Alttextilunternehmen muss Containerplätze vorerst nicht räumen
7. Kammer gibt Eilantrag gegen eine Verfügung der Landeshauptstadt Hannover (LHH) statt
Der Antragsteller war Mitglied des Alttextilentsorgungsverbandes Hannover und Umgebung, der bis zum Ende des Jahres 2010 auf der Grundlage eines mit der Landeshauptstadt geschlossenen Vertrages 500 Alttextilcontainer im öffentlichen Straßenraum aufgestellt hatte. Dieser Vertrag wurde von der Landeshauptstadt zum Ende des Jahres gekündigt. Der Antragsteller weigert sich, seine 294 Container wegzuräumen und beruft sich darauf, dass der Vertrag nicht ordnungsgemäß gekündigt worden und er nach wie vor im Besitz der erforderlichen Sondernutzungserlaubnis sei.
Mit Bescheid vom 01.02.2011 forderte die Antragsgegnerin den Antragsteller unter Anordnung des Sofortvollzuges auf, seine im öffentlichen Straßenraum aufgestellten Alttextilsammelcontainer zu entfernen.
Dagegen erhob der Antragsteller, ein Unternehmer aus Peine, Klage und Eilantrag, mit dem er erreichen will, seine Plätze bis zur Entscheidung über die Klage vorläufig weiter nutzen zu dürfen.
Diesem Antrag gab die 7. Kammer statt, weil die Beseitigungsanordnung bei summarischer Prüfung offensichtlich rechtswidrig sei. Die Landeshauptstadt habe das ihr eingeräumte Ermessen nicht ausgeübt; insbesondere habe sie nicht geprüft, warum nicht der Alttextilentsorgungsverband Hannover und Umgebung an Stelle des Antragstellers zur Beseitigung verpflichtet sei.
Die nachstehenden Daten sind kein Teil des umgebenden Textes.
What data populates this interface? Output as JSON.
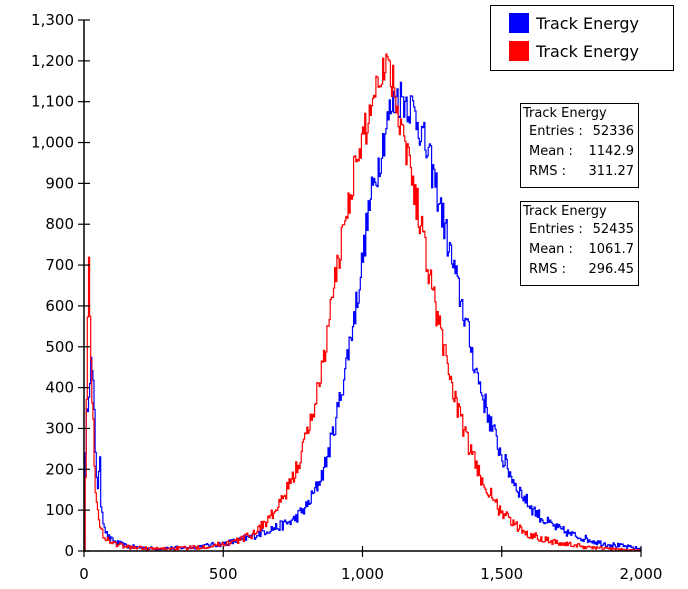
{
  "chart_data": {
    "type": "line",
    "title": "",
    "xlabel": "",
    "ylabel": "",
    "xlim": [
      0,
      2000
    ],
    "ylim": [
      0,
      1300
    ],
    "x_ticks": [
      0,
      500,
      1000,
      1500,
      2000
    ],
    "x_tick_labels": [
      "0",
      "500",
      "1,000",
      "1,500",
      "2,000"
    ],
    "y_ticks": [
      0,
      100,
      200,
      300,
      400,
      500,
      600,
      700,
      800,
      900,
      1000,
      1100,
      1200,
      1300
    ],
    "y_tick_labels": [
      "0",
      "100",
      "200",
      "300",
      "400",
      "500",
      "600",
      "700",
      "800",
      "900",
      "1,000",
      "1,100",
      "1,200",
      "1,300"
    ],
    "grid": false,
    "legend_position": "top-right",
    "series": [
      {
        "name": "Track Energy",
        "color": "#0000ff",
        "x": [
          0,
          5,
          10,
          15,
          20,
          25,
          30,
          35,
          40,
          45,
          50,
          55,
          60,
          70,
          80,
          90,
          100,
          125,
          150,
          200,
          250,
          300,
          350,
          400,
          450,
          500,
          550,
          600,
          650,
          700,
          750,
          800,
          830,
          860,
          890,
          920,
          950,
          980,
          1000,
          1020,
          1040,
          1060,
          1080,
          1100,
          1120,
          1140,
          1160,
          1180,
          1200,
          1220,
          1250,
          1280,
          1310,
          1340,
          1370,
          1400,
          1430,
          1460,
          1500,
          1550,
          1600,
          1650,
          1700,
          1750,
          1800,
          1850,
          1900,
          1950,
          2000
        ],
        "y": [
          0,
          280,
          350,
          400,
          440,
          460,
          420,
          350,
          250,
          180,
          150,
          230,
          120,
          70,
          40,
          30,
          25,
          18,
          12,
          8,
          6,
          7,
          8,
          10,
          14,
          18,
          25,
          35,
          50,
          60,
          75,
          110,
          150,
          200,
          280,
          380,
          500,
          620,
          720,
          830,
          900,
          960,
          1030,
          1080,
          1110,
          1110,
          1100,
          1080,
          1050,
          1000,
          930,
          840,
          740,
          650,
          560,
          460,
          380,
          310,
          230,
          160,
          110,
          75,
          55,
          40,
          30,
          20,
          15,
          10,
          5
        ]
      },
      {
        "name": "Track Energy",
        "color": "#ff0000",
        "x": [
          0,
          5,
          10,
          15,
          20,
          25,
          30,
          35,
          40,
          45,
          50,
          55,
          60,
          70,
          80,
          90,
          100,
          125,
          150,
          200,
          250,
          300,
          350,
          400,
          450,
          500,
          550,
          600,
          650,
          700,
          750,
          780,
          810,
          840,
          870,
          900,
          930,
          960,
          990,
          1020,
          1050,
          1080,
          1100,
          1120,
          1140,
          1160,
          1180,
          1200,
          1230,
          1260,
          1290,
          1320,
          1350,
          1380,
          1410,
          1440,
          1480,
          1520,
          1560,
          1600,
          1650,
          1700,
          1750,
          1800,
          1850,
          1900,
          1950,
          2000
        ],
        "y": [
          0,
          250,
          500,
          700,
          600,
          450,
          350,
          250,
          150,
          100,
          80,
          60,
          50,
          40,
          30,
          25,
          20,
          15,
          10,
          8,
          5,
          6,
          7,
          9,
          12,
          18,
          25,
          40,
          70,
          110,
          180,
          240,
          310,
          400,
          520,
          660,
          790,
          900,
          980,
          1060,
          1150,
          1200,
          1180,
          1100,
          1050,
          980,
          900,
          830,
          720,
          600,
          500,
          410,
          320,
          260,
          200,
          160,
          110,
          80,
          55,
          40,
          30,
          20,
          15,
          10,
          7,
          5,
          3,
          2
        ]
      }
    ],
    "stats_boxes": [
      {
        "title": "Track Energy",
        "rows": [
          {
            "key": "Entries :",
            "value": "52336"
          },
          {
            "key": "Mean :",
            "value": "1142.9"
          },
          {
            "key": "RMS :",
            "value": "311.27"
          }
        ]
      },
      {
        "title": "Track Energy",
        "rows": [
          {
            "key": "Entries :",
            "value": "52435"
          },
          {
            "key": "Mean :",
            "value": "1061.7"
          },
          {
            "key": "RMS :",
            "value": "296.45"
          }
        ]
      }
    ]
  }
}
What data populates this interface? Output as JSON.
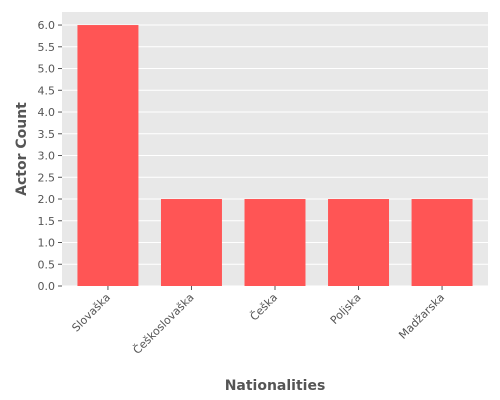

Diese Prüfung dränge sich auf, weil nach dem zwischen der LHH und dem Alttextilentsorgungsverband Hannover und Umgebung geschlossenen Vertrag der Verband nach Vertragsende beseitigungspflichtig sei. Mit dieser Regelung setze sich der angefochtene Bescheid nicht auseinander. Ob die Kündigung im Ergebnis rechtmäßig sei, könne die Kammer daher offen lassen.
Gegen die Entscheidung ist die Beschwerde vor dem Niedersächsischen Oberverwaltungsgericht in Lüneburg zulässig.